Kingfisher cut its full-year profit forecast to £590 million, down from £634 million. It reported a drop in first-half profit before tax of a third, to £317 million.
It came with what the FTSE 100 company called “weaker consumer sentiment” and a “challenging ... macroeconomic backdrop” in Poland, where high inflation is high and interest rates have risen sharply.
Those conditions also apply in the UK, where the Bank of England may hike the cost of borrowing for the fifteenth consecutive time this Thursday.

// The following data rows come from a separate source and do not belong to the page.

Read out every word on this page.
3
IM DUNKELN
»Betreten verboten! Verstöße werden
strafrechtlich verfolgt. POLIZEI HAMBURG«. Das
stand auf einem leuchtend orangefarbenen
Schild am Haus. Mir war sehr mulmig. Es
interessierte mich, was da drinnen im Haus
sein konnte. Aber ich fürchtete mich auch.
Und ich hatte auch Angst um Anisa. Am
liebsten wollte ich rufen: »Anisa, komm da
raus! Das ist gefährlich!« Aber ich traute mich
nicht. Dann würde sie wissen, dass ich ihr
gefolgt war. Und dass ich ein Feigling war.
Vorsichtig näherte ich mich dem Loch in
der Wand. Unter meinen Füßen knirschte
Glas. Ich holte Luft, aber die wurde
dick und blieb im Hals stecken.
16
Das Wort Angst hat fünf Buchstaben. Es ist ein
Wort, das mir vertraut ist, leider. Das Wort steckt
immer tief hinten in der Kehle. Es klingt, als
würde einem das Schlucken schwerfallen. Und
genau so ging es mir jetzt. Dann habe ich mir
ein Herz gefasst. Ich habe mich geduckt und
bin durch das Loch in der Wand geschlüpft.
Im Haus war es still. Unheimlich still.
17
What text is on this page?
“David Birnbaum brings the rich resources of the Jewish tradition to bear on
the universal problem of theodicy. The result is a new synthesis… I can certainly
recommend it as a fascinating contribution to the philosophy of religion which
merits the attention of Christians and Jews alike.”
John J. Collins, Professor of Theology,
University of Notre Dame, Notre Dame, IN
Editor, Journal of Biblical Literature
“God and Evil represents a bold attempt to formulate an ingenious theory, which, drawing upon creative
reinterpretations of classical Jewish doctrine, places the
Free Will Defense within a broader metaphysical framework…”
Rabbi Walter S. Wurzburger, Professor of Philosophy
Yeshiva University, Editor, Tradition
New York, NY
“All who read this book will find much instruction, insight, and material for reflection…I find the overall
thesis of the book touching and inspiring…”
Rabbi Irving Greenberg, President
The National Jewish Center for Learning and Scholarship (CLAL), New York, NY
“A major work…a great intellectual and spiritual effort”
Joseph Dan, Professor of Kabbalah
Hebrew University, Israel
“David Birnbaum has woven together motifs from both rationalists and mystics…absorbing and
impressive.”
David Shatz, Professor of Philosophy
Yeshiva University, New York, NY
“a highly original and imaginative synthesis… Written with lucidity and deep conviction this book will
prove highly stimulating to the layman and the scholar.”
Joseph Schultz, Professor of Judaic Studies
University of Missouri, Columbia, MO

But Kingfisher’s chief executive Thierry Garnier told the Standard that while the company was “following carefully” the BOE rate call, he did not expect similar problems to hit the core UK market, where he runs 300 B&Q branches and around 840 Screwfix outlets.
“I think there is already a significant difference in consumer sentiment between Poland and the UK. It’s not only around rates, it’s around consumer sentiment and the perception of inflation and the cost of living.”
He also said that in the UK trade customers were “busy”, with over 80% of the professional builders it regularly surveys from its customer base saying they were getting busier.
The company’s trading update said its core UK business continued to have “positive momentum and “good growth.” It is testing smaller Screwfix outlets, called “Collect” and “SXR”, where builders can pick up orders from places too small for a full trade counter.
It also plans to roll out more, smaller B&Q Local branches to high streets, in a move away from the chain’s signature out-of-town warehouse-sized stores. The new format has been trialled in Camden and Palmer’s Green.
But Garnier said Kingfisher had not considered buying any of the bankrupt Wilko stores, after the collapse of the town centre homewares chain.
“We wish to have more B&Q Local around London, that’s our priority, but there is nothing specific to Wilko or other available space.”
Sales of big ticket items – typically kitchen and bathroom refits – were healthy and Kingfisher expects volume for higher-cost purchases to improve in the second half.
France’s Brico Dépôt had a “weaker performance ... following unsuccessful reallocation of marketing to digital”, adding to the impact of the problems in Poland.
Richard Hunter, head of markets at Interactive Investor, said Kingfisher had “a troubled half-year of trading,” adding:
“Despite an accelerated transformation which was required due to the pandemic, Kingfisher remains a work in progress. The main UK and Ireland market clearly has its own challenges in what is likely still a rising interest rate environment, let alone the ferocity of competition which is central to retailing as a whole.”
Kingfisher’s stock fell 16p to 220p, a drop of 7%.
There were even bigger losses for Safestyle, the maker of windows and doors. It slumped by 44% to 4.68p, a record low, after it issued its third profit warning this year, with orders falling behind forecasts from mid-August.
The run of bleak news from the sector left other DIY companies looking exposed on the stock market. Wickes fell 3p to 141.3p.